Since Oct. 5, anthrax infections have killed three Americans: a photo editor in Florida and two postal workers in the Washington area.

But there were also some promising signs announced Wednesday:

* Ernesto Blanco, a 73-year-old employee of tabloid publisher American Media Inc., was released from a Miami hospital where he had been treated for inhalation anthrax, raising the hopes of health officials that the often-fatal form of the disease can be beat.

* The White House announced that none of the first 120 preliminary test results on about 200 people at its off-site facility and its mail room had indicated exposure to anthrax spores. The tests, expected to be completed today or Friday, were launched after traces of anthrax were found on equipment at a remote mail facility that serves the White House.

* Washington health officials said they no longer suspect anthrax as the cause of illness in four postal workers they had been tracking, an improvement in their status from Tuesday. Officials said that no Washington area patients currently meet the threshold to be considered "suspected" anthrax cases and the 31 postal workers still under observation have a "very low" likelihood of infection.

In the nation's capital, site of the greatest number of anthrax deaths and cases of inhalation anthrax, the release of Florida's Blanco from the hospital was heralded as a positive sign after days of grim news.

"The previous belief was that once you got [inhalation anthrax], it was invariably and intractably deadly," said District of Columbia Mayor Anthony Williams.

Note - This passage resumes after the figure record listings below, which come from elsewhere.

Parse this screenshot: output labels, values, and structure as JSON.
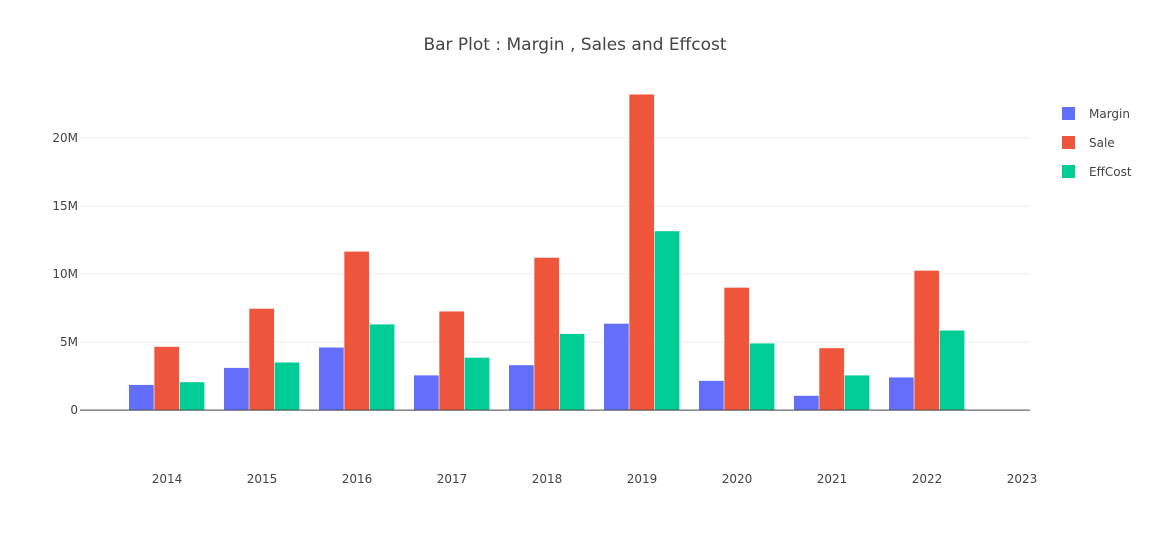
{
  "chart_data": {
    "type": "bar",
    "title": "Bar Plot : Margin , Sales and Effcost",
    "xlabel": "",
    "ylabel": "",
    "categories": [
      "2014",
      "2015",
      "2016",
      "2017",
      "2018",
      "2019",
      "2020",
      "2021",
      "2022",
      "2023"
    ],
    "series": [
      {
        "name": "Margin",
        "color": "#636efa",
        "values": [
          1.85,
          3.1,
          4.6,
          2.55,
          3.3,
          6.35,
          2.15,
          1.05,
          2.4,
          null
        ]
      },
      {
        "name": "Sale",
        "color": "#ef553b",
        "values": [
          4.65,
          7.45,
          11.65,
          7.25,
          11.2,
          23.2,
          9.0,
          4.55,
          10.25,
          null
        ]
      },
      {
        "name": "EffCost",
        "color": "#00cc96",
        "values": [
          2.05,
          3.5,
          6.3,
          3.85,
          5.6,
          13.15,
          4.9,
          2.55,
          5.85,
          null
        ]
      }
    ],
    "ylim": [
      -2.2,
      25
    ],
    "y_ticks": [
      0,
      5,
      10,
      15,
      20
    ],
    "y_tick_labels": [
      "0",
      "5M",
      "10M",
      "15M",
      "20M"
    ],
    "grid": true,
    "legend_position": "right-top",
    "barmode": "group"
  }
}
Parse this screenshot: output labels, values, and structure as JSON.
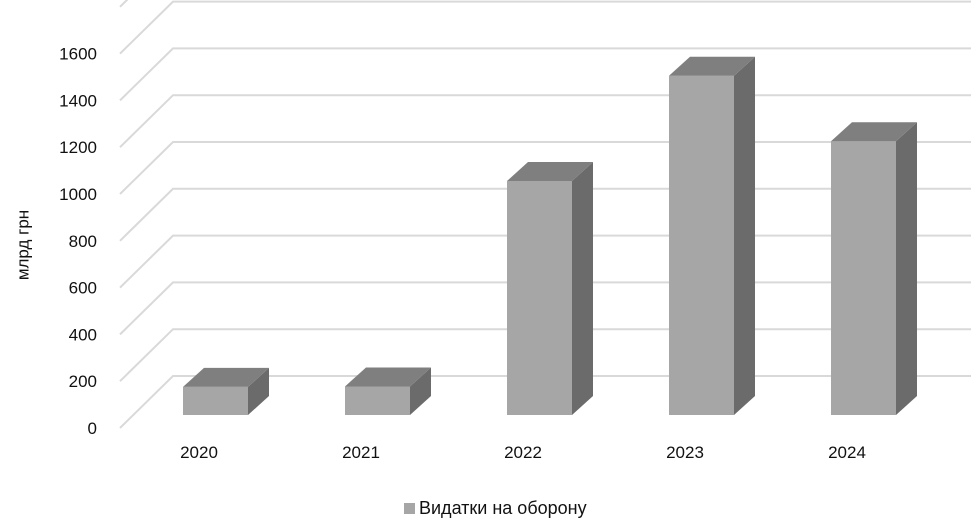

"Today we know a lot more than we knew yesterday," said Dr. Ivan Walks, the city's chief health officer. "Today we know a man in Florida with inhalation anthrax went home, and we pray for the same outcome with the two postal workers here."

More Anthrax Letters May Exist, Public Told

But government officials urged Americans to remain vigilant, warning that additional anthrax letters could still be discovered.

Demonstrating once again that the anthrax scare is taking U.S. officials into uncharted territory, Postmaster General John Potter flatly told Americans that he could not guarantee that their mail is safe.

"We're telling people that there is a threat--that right now the threat is in the mail," Potter said in a TV interview.

But he added that there was only a slim chance that Americans' mail would be contaminated. "People should do things that are safe, and when they handle mail, they should wash their hands," he said.

In response to the threat, postal officials said Wednesday they would move quickly to distribute masks and gloves to up to 500,000 postal workers nationwide who handle the mail.